HÜSEYİN MÜMTAZ
Kıbrıs meselesinde Maraş; ipin inceldiği yerdir, zincirin en zayıf halkasıdır, 74’den beri “Ecevit sayesinde” gördüğümüz kötü bir rüyadır.
Kâbustur.
O zaman iskân edilseydi, şimdi en fazla Güzelyurt, Karpaz kadar gündem olacaktı, böyle öne çıkmayacaktı.
Eroğlu, Çavuşoğlu ve nihayet Talât’ın (anlaşılan tekrar seçime girecek) Maraş konusunda geldikleri nokta umut vericidir de “karşı taraf”(AB-D)’ın tavrı yine/yeniden ve daima sinekten yağ çıkarma noktasındadır.
Bakınız Rum başmüzakereci Mavroyiannis konuya nasıl giriyor;
“Ben bu sefer için umutluyum. Muhtemelen bu doğru zaman. Her iki tarafta da daha olgunlaşmış bir toplum var. Ve genç bir Kıbrıs Cumhuriyeti iken sahip olduğumuz refleksler bugün yok. Bu refleksleri politik olgunluk noksanlığı olarak da düşünebilirsiniz. İkincisi, uzun senelerdir çok şey denedik ve her şey tartışıldı. O yüzden çözümün aşağı yukarı nerede olduğunu biliyoruz”.

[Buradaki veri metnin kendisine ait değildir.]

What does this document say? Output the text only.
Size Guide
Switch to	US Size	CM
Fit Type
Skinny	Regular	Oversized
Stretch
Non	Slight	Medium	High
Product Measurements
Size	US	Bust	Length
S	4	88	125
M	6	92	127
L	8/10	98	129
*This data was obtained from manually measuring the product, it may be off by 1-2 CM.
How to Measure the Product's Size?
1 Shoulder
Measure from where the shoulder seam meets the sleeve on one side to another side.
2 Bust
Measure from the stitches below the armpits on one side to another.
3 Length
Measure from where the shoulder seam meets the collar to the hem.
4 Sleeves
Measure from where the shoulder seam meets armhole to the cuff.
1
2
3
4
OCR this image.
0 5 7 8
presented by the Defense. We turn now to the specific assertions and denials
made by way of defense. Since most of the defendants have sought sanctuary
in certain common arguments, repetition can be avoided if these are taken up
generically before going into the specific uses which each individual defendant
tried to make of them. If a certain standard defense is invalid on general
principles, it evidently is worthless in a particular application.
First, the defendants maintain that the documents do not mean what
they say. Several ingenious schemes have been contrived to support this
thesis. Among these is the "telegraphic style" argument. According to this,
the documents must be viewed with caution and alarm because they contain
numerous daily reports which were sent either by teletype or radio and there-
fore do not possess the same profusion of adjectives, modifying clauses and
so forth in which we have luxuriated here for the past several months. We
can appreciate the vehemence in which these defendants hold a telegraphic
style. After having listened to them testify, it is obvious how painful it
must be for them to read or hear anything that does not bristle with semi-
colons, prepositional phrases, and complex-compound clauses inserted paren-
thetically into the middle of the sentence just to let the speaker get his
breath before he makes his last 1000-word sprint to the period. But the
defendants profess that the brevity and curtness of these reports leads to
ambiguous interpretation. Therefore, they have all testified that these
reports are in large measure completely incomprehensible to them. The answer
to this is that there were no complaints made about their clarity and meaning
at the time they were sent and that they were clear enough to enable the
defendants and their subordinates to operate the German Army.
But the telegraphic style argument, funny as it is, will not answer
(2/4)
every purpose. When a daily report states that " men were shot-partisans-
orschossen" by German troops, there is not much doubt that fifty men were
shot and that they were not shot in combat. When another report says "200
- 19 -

Bu, ortamı sakinleştiren giriş taksiminden sonra havucu uzatıyor;
“Kıbrıs bir Avrupa Birliği üyesi. Ve tüm Kıbrıslıların özgürlüklerine, haklarına saygı gösteren adil bir uzlaşma elde etmek için bu AB üyeliği elimizdeki en iyi araç olabilir. Çok ilginç bir şekilde, bugün Kıbrıs Türk toplumu AB ile, Kıbrıs Rum toplumuna kıyasla muhtemelen daha ilgili. Kıbrıs pasaportu olan Kıbrıs Türkleri Avrupa’da özgürce dolaşabiliyorlar. Çocuklarını İngiltere’ye okumaya gönderebiliyorlar. Rum toplumu ise 10 yıldır bu şekilde. Buna kıymet vermiyorlar”.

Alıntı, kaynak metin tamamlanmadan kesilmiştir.